De facto, num tempo em que a fotografia ainda não era um método acessível a todos para fixar em imagem um lugar, reportar uma viagem ou captar um instante, outros dispositivos eram chamados para avivar a memória.

À sua pequena dimensão, e no contexto da intimidade doméstica, também as partituras que circulavam entre “pianos de meninas”6 procuravam explorar o universo da memória e da evocação. Não é, portanto, de admirar que encontremos amiúde em partituras para piano do catálogo da BNP, substantivos como “Recordação”, “Souvenir”, “Recuerdo”, “Memórias”, “Impressões” ou “Lembranças”.

Estas peças, e tantas outras do género que circularam pelo país e que se encontram na BNP, devolvem-nos fragmentos curiosos dum quotidiano de fim de século.

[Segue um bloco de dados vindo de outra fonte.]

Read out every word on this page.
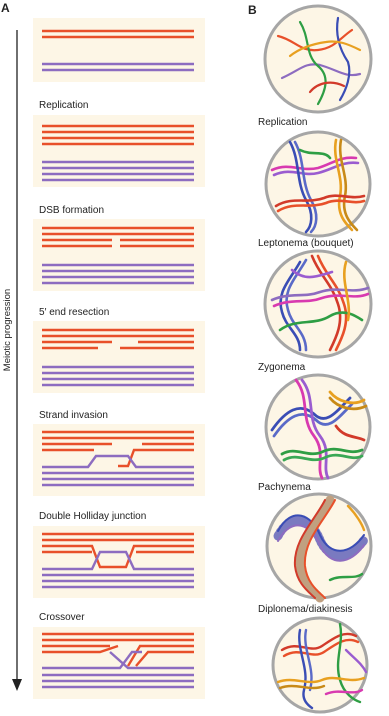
A	B
Meiotic progression
Replication
DSB formation
5′ end resection
Strand invasion
Double Holliday junction
Crossover
Replication
Leptonema (bouquet)
Zygonema
Pachynema
Diplonema/diakinesis
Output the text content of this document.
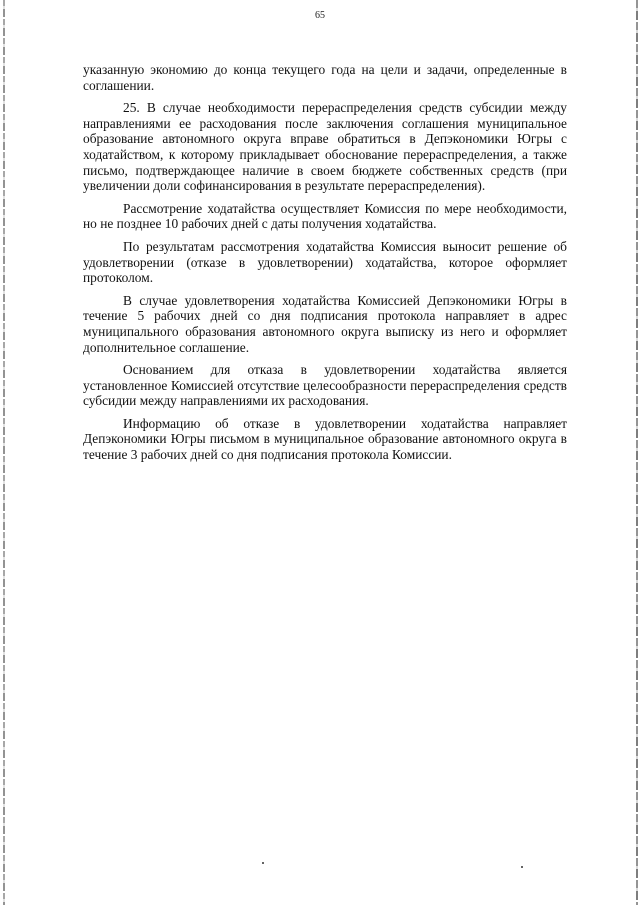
65

указанную экономию до конца текущего года на цели и задачи, определенные в соглашении.

25. В случае необходимости перераспределения средств субсидии между направлениями ее расходования после заключения соглашения муниципальное образование автономного округа вправе обратиться в Депэкономики Югры с ходатайством, к которому прикладывает обоснование перераспределения, а также письмо, подтверждающее наличие в своем бюджете собственных средств (при увеличении доли софинансирования в результате перераспределения).

Рассмотрение ходатайства осуществляет Комиссия по мере необходимости, но не позднее 10 рабочих дней с даты получения ходатайства.

По результатам рассмотрения ходатайства Комиссия выносит решение об удовлетворении (отказе в удовлетворении) ходатайства, которое оформляет протоколом.

В случае удовлетворения ходатайства Комиссией Депэкономики Югры в течение 5 рабочих дней со дня подписания протокола направляет в адрес муниципального образования автономного округа выписку из него и оформляет дополнительное соглашение.

Основанием для отказа в удовлетворении ходатайства является установленное Комиссией отсутствие целесообразности перераспределения средств субсидии между направлениями их расходования.

Информацию об отказе в удовлетворении ходатайства направляет Депэкономики Югры письмом в муниципальное образование автономного округа в течение 3 рабочих дней со дня подписания протокола Комиссии.
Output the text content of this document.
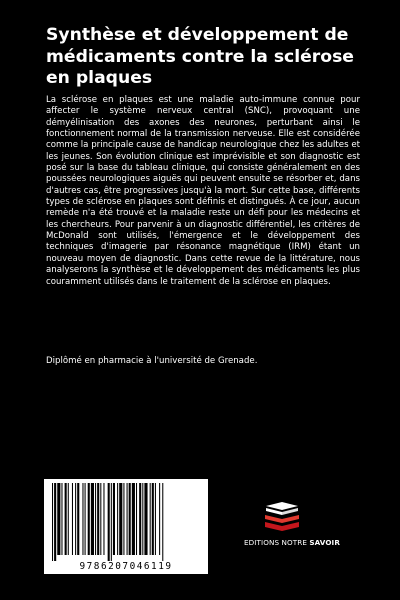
Synthèse et développement de médicaments contre la sclérose en plaques

La sclérose en plaques est une maladie auto-immune connue pour affecter le système nerveux central (SNC), provoquant une démyélinisation des axones des neurones, perturbant ainsi le fonctionnement normal de la transmission nerveuse. Elle est considérée comme la principale cause de handicap neurologique chez les adultes et les jeunes. Son évolution clinique est imprévisible et son diagnostic est posé sur la base du tableau clinique, qui consiste généralement en des poussées neurologiques aiguës qui peuvent ensuite se résorber et, dans d'autres cas, être progressives jusqu'à la mort. Sur cette base, différents types de sclérose en plaques sont définis et distingués. À ce jour, aucun remède n'a été trouvé et la maladie reste un défi pour les médecins et les chercheurs. Pour parvenir à un diagnostic différentiel, les critères de McDonald sont utilisés, l'émergence et le développement des techniques d'imagerie par résonance magnétique (IRM) étant un nouveau moyen de diagnostic. Dans cette revue de la littérature, nous analyserons la synthèse et le développement des médicaments les plus couramment utilisés dans le traitement de la sclérose en plaques.

Diplômé en pharmacie à l'université de Grenade.

9 7 8 6 2 0 7 0 4 6 1 1 9
EDITIONS NOTRE SAVOIR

Mas há uma outra dimensão, a dimensão da viagem - vivida ou apenas desejada – que podemos adivinhar quando vêm parar às coleções portuguesas títulos e edições vindas do estrangeiro. É o caso de um Souvenir d’Italie, barcarole à 2 voix7 de Charles Mercier (fl. 185-), ilustrado com uma magnífica litografia de um barco em águas serenas iluminado pela lua cheia, vendo-se à direita, entre a vegetação, uma ruína.

Souvenir d’Italie, barcarole à 2 voix - pág. 1 Souvenir d’Italie, barcarole à 2 voix - pág. 3

Com a massificação dos aparelhos de som, da fotografia e do filme ao longo do século XX, todas estas categorias de música souvenir parecem ter entrado em declínio…

E chegados a hoje, não precisamos de reconstruir ou fantasiar as experiências passadas:  as nossas memórias, e todas as músicas do mundo, andam connosco no bolso.”

Este post é um resumo da comunicação apresentada por Isabel Novais, Responsável da Área de Música da BNP, no passado dia 4 de julho de 2023, no âmbito do XII Simpósio Internacional de Musicologia (Goiânia, Brasil).
 
As comunicações da mesa-redonda “Música Souvenir” em que se integrou esta participação da BNP estão disponíveis na íntegra em: https://www.youtube.com/watch?v=eY0PBPa2-oo

Bibliografia:

1 Katski, Anton (1817-1899), Souvenir de bemfica, polka pour le piano dediée á madame la Marquise de Fronteira, Lisbonne, Sassetti & C.ie, [185-]. BNP cota M.P. 532//39 A.
2 Crénier, Eugénie de, Recordações de Lisboa, polka para piano, Lisboa , A. Neuparth, [ca. 1865]. BNP cota C.I.C. 138 A.
3 Pinto, Luzinha (ca 19-), Recordações do meu Algarve, valsa lenta, [S.l.], Ed. da autora, cop. 1956 (Lisboa Bertrand). BNP cota M.P. 1231 A.
4A expozição das flores em 1853, polka ingleza para piano, Lisboa, J. I. Canongia & C.a, [1853].BNP cota M.P. 532//6 A.
5 Assis, Querubim António (1865-1925), Marcha de guerra, recordação do ataque de Marraquene, [S.L., [s.n.] [1896]. BNP cota C.N. 995 A.
6 Eça de Queirós, J. M. (1867), Da colaboração no “Distrito de Évora” (ed. Helena Cidade Moura), Lisboa, Livros do Brasil, s. d., vol. I, p. 267.
7 Bruxelles, Schott Frères [1855]. BNP cota F.C.R. 816//11 A.